Por Eduardo Hoornaert
Não é tarde demais para voltar às
manifestações de domingo, 15 de março pp., que tomaram ruas e avenidas das
grandes cidades do Brasil. Poderíamos imaginar uma pesquisa de opinião com a
seguinte pergunta: ‘você foi à rua porque pensou que devia ir ou porque sentiu
vontade de ir?’. Penso que muitos teriam dificuldade de entender o sentido da
pergunta, o que confirma o seguinte: a grande maioria foi à rua, impulsionada
por sentimento, não por pensamento. Simplesmente acompanhou a multidão. Ainda
bem que Fernando Henrique Cardoso disse que não era o momento de pensar em impeachment de
Dilma, senão mais pessoas teriam gritado: ‘Fora Dilma!’. Nesse momento, o
ex-presidente fez jus à sua fama de intelectual, ou seja, de uma pessoa que
pensa.
Trago aqui outro indício
alarmante em torno dessa questão do pensamento. Sem alarde, a TV Globo divulgou
na semana passada os resultados de uma pesquisa acerca das instituições mais
respeitadas do Brasil. A imprensa (leia: os grandes meios de comunicação) saiu
em primeiro lugar, seguida pelas ‘redes sociais’. Em terceiro lugar veio a
igreja católica, seguida pelo exército. Suponho que a pesquisa tenha sido
tecnicamente bem feita e, nesse caso, o resultado é, mais uma vez, inquietante.

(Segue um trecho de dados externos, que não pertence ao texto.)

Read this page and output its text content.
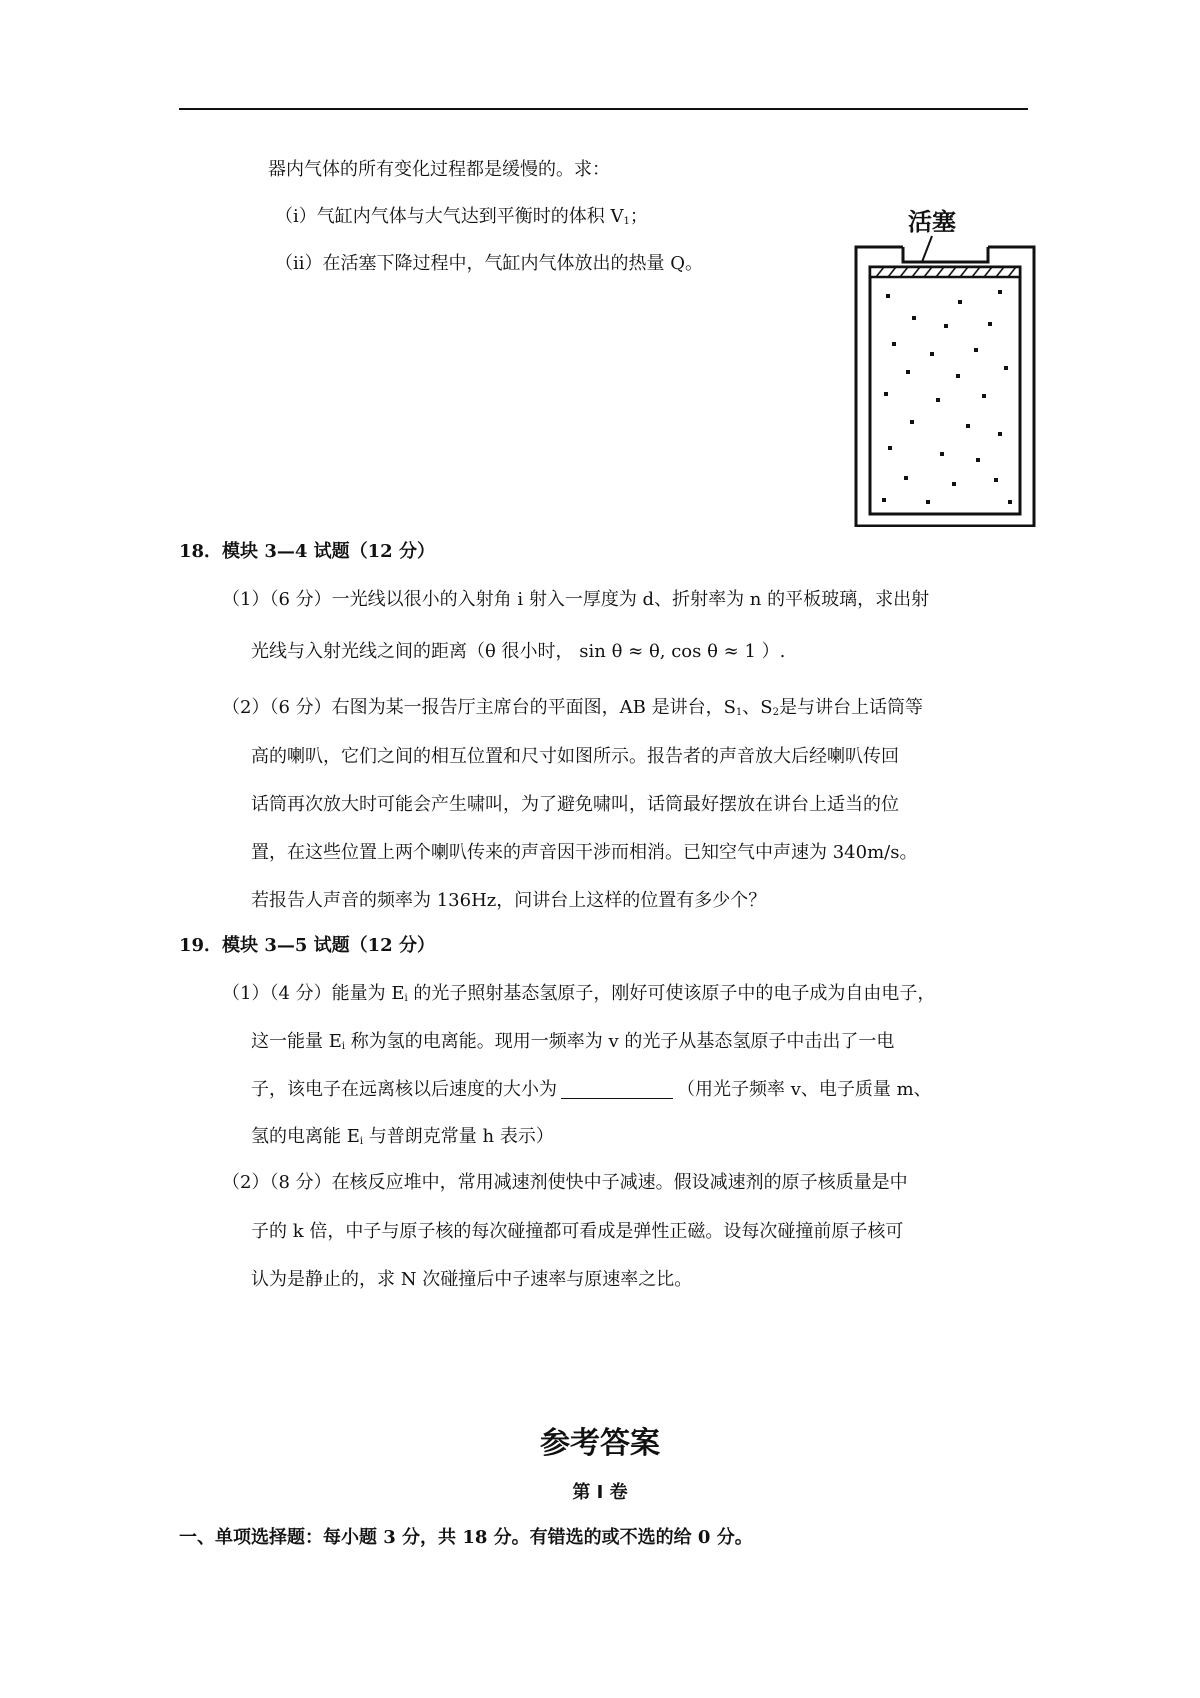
器内气体的所有变化过程都是缓慢的。求：
（i）气缸内气体与大气达到平衡时的体积 $V_1$；
（ii）在活塞下降过程中，气缸内气体放出的热量 Q。
活塞
18．模块 3—4 试题（12 分）
（1）（6 分）一光线以很小的入射角 i 射入一厚度为 d、折射率为 n 的平板玻璃，求出射
光线与入射光线之间的距离（θ 很小时， sin θ ≈ θ, cos θ ≈ 1 ）.
（2）（6 分）右图为某一报告厅主席台的平面图，AB 是讲台，$S_1$、$S_2$是与讲台上话筒等
高的喇叭，它们之间的相互位置和尺寸如图所示。报告者的声音放大后经喇叭传回
话筒再次放大时可能会产生啸叫，为了避免啸叫，话筒最好摆放在讲台上适当的位
置，在这些位置上两个喇叭传来的声音因干涉而相消。已知空气中声速为 340m/s。
若报告人声音的频率为 136Hz，问讲台上这样的位置有多少个？
19．模块 3—5 试题（12 分）
（1）（4 分）能量为 $E_i$ 的光子照射基态氢原子，刚好可使该原子中的电子成为自由电子，
这一能量 $E_i$ 称为氢的电离能。现用一频率为 v 的光子从基态氢原子中击出了一电
子，该电子在远离核以后速度的大小为	（用光子频率 v、电子质量 m、
氢的电离能 $E_i$ 与普朗克常量 h 表示）
（2）（8 分）在核反应堆中，常用减速剂使快中子减速。假设减速剂的原子核质量是中
子的 k 倍，中子与原子核的每次碰撞都可看成是弹性正磁。设每次碰撞前原子核可
认为是静止的，求 N 次碰撞后中子速率与原速率之比。
参考答案
第 I 卷
一、单项选择题：每小题 3 分，共 18 分。有错选的或不选的给 0 分。
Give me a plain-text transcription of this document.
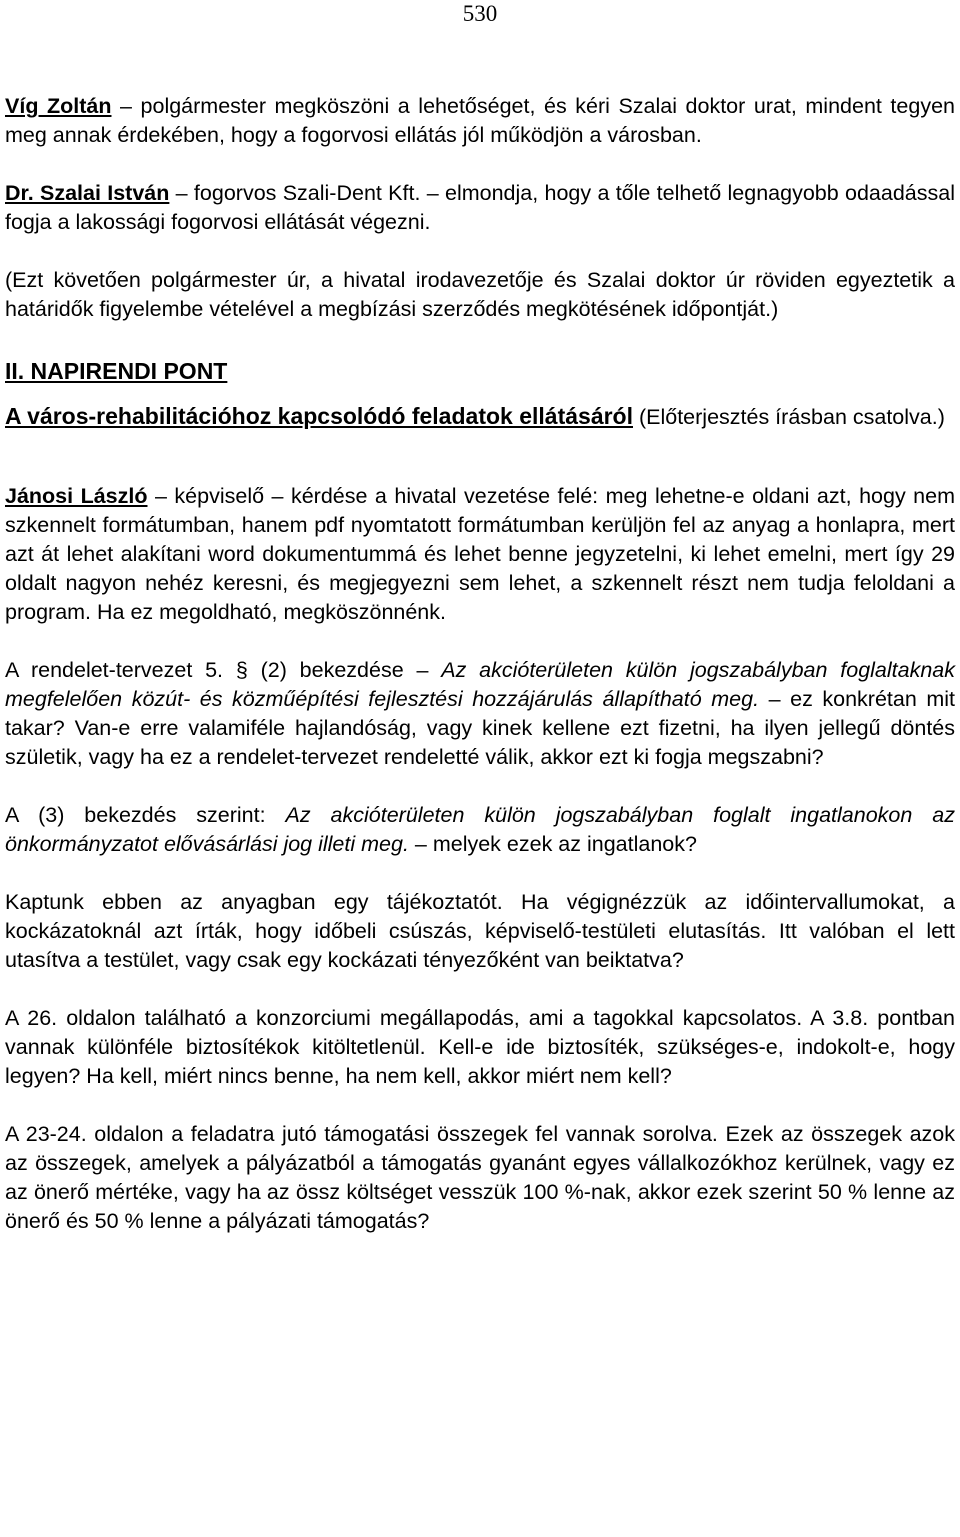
530

Víg Zoltán – polgármester megköszöni a lehetőséget, és kéri Szalai doktor urat, mindent tegyen meg annak érdekében, hogy a fogorvosi ellátás jól működjön a városban.

Dr. Szalai István – fogorvos Szali-Dent Kft. – elmondja, hogy a tőle telhető legnagyobb odaadással fogja a lakossági fogorvosi ellátását végezni.

(Ezt követően polgármester úr, a hivatal irodavezetője és Szalai doktor úr röviden egyeztetik a határidők figyelembe vételével a megbízási szerződés megkötésének időpontját.)

II. NAPIRENDI PONT

A város-rehabilitációhoz kapcsolódó feladatok ellátásáról (Előterjesztés írásban csatolva.)

Jánosi László – képviselő – kérdése a hivatal vezetése felé: meg lehetne-e oldani azt, hogy nem szkennelt formátumban, hanem pdf nyomtatott formátumban kerüljön fel az anyag a honlapra, mert azt át lehet alakítani word dokumentummá és lehet benne jegyzetelni, ki lehet emelni, mert így 29 oldalt nagyon nehéz keresni, és megjegyezni sem lehet, a szkennelt részt nem tudja feloldani a program. Ha ez megoldható, megköszönnénk.

A rendelet-tervezet 5. § (2) bekezdése – Az akcióterületen külön jogszabályban foglaltaknak megfelelően közút- és közműépítési fejlesztési hozzájárulás állapítható meg. – ez konkrétan mit takar? Van-e erre valamiféle hajlandóság, vagy kinek kellene ezt fizetni, ha ilyen jellegű döntés születik, vagy ha ez a rendelet-tervezet rendeletté válik, akkor ezt ki fogja megszabni?

A (3) bekezdés szerint: Az akcióterületen külön jogszabályban foglalt ingatlanokon az önkormányzatot elővásárlási jog illeti meg. – melyek ezek az ingatlanok?

Kaptunk ebben az anyagban egy tájékoztatót. Ha végignézzük az időintervallumokat, a kockázatoknál azt írták, hogy időbeli csúszás, képviselő-testületi elutasítás. Itt valóban el lett utasítva a testület, vagy csak egy kockázati tényezőként van beiktatva?

A 26. oldalon található a konzorciumi megállapodás, ami a tagokkal kapcsolatos. A 3.8. pontban vannak különféle biztosítékok kitöltetlenül. Kell-e ide biztosíték, szükséges-e, indokolt-e, hogy legyen? Ha kell, miért nincs benne, ha nem kell, akkor miért nem kell?

A 23-24. oldalon a feladatra jutó támogatási összegek fel vannak sorolva. Ezek az összegek azok az összegek, amelyek a pályázatból a támogatás gyanánt egyes vállalkozókhoz kerülnek, vagy ez az önerő mértéke, vagy ha az össz költséget vesszük 100 %-nak, akkor ezek szerint 50 % lenne az önerő és 50 % lenne a pályázati támogatás?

O público em geral não sabe nem quer saber como funcionam os grandes meios de
comunicação. Simplesmente liga a TV para assistir à novela ou ao Jornal do
Brasil.
Quanto às universidades, o quadro
não é menos desolador. Percebe-se uma falta de interesse em formar pessoas que
pensam, embora a escola exista para ensinar a pensar. Importante, hoje, é
formar técnicos e funcionários a ser ulteriormente engolidos por poderosos
sistemas burocráticos em troca de um salário. Muitos desses funcionários não se
dão ao trabalho de pensar de que modo funcionam as instituições que eles mesmos
sustentam com seu trabalho. Basta receber o dinheiro.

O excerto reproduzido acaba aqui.